Covering Your Business Against Interruption - Even if a hurricane doesn't hit your company directly, it can still inflict lasting damage

Metropolitan Corporate Counsel

PUBLISHED ON: November 2, 2017

Download PDF

While the human suffering triggered by Hurricanes Harvey and Irma unfolded in real time on our TV screens, opening American hearts and wallets and triggering heroic volunteer rescue e.orts, the full extent of the economic damage will not be evident for some time. That impact is likely to extend well beyond the Gulf states to the U.S. and even global economy.

Major refineries shut down in Harvey’s wake, causing gasoline prices to spike. Many refineries sustained damage that led to chemical emissions. By August 31, the Texas Commission on Environmental Quality had received 56 preliminary emissions reports from petroleum and chemical companies, The Wall Street Journal reported. Production in many of those companies could be impaired for some time, affecting the supply chains of a wide range of products.

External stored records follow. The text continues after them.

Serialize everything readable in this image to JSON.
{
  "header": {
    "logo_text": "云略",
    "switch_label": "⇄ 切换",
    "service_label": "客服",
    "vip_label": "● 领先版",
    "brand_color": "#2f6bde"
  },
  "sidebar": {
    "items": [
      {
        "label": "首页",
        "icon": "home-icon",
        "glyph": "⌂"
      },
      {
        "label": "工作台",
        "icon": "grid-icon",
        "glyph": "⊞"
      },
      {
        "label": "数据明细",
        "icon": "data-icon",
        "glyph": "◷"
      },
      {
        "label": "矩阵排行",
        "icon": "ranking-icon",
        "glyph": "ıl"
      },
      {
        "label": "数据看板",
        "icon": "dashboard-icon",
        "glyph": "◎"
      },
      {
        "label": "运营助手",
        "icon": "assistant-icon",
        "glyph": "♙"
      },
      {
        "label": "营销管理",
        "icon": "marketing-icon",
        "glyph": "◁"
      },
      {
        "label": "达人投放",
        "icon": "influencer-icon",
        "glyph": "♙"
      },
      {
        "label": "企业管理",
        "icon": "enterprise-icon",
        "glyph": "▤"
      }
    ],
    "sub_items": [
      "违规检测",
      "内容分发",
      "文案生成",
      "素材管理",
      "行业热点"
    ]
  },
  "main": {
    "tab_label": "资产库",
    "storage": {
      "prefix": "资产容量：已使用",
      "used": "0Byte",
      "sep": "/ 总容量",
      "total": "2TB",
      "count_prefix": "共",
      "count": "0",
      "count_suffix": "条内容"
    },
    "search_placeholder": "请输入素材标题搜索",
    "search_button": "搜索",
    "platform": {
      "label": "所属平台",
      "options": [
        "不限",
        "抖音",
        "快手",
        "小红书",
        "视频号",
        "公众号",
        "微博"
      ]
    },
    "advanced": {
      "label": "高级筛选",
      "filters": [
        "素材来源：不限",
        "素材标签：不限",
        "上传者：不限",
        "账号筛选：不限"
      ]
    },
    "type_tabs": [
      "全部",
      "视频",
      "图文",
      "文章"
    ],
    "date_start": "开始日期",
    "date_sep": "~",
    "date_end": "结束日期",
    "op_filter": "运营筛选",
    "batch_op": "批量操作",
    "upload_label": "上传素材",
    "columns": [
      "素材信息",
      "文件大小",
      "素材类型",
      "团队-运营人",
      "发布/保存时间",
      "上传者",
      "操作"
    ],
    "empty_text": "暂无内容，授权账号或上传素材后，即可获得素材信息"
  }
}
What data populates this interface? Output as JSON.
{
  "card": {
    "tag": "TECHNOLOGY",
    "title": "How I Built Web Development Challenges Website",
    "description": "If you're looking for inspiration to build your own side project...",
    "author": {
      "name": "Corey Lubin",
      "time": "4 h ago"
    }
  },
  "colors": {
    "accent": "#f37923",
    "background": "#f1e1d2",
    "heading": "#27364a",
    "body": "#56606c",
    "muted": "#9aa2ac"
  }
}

In the storms’ aftermath, businesses in the affected areas of Texas, Louisiana and Florida should be vigilant about pursuing insurance recoveries. That entails assessing not only the physical damage to their property but also income losses stemming from such varied consequences as flooded and blocked roads and bridges, interruptions of shipping and air transport, evacuations and closures by civil authorities.

Beyond the area of immediate impact, businesses suffering from supply chain disruptions throughout the U.S. (and by extension, globally), should look to their property insurance policies for contingent business interruption coverage, triggered when policyholders do not themselves suffer physical damage but still lose revenue due to the effect of property damage to a supplier or customer. Contingent business interruption is a standard provision in many property insurance policies, though many businesses are not aware of it.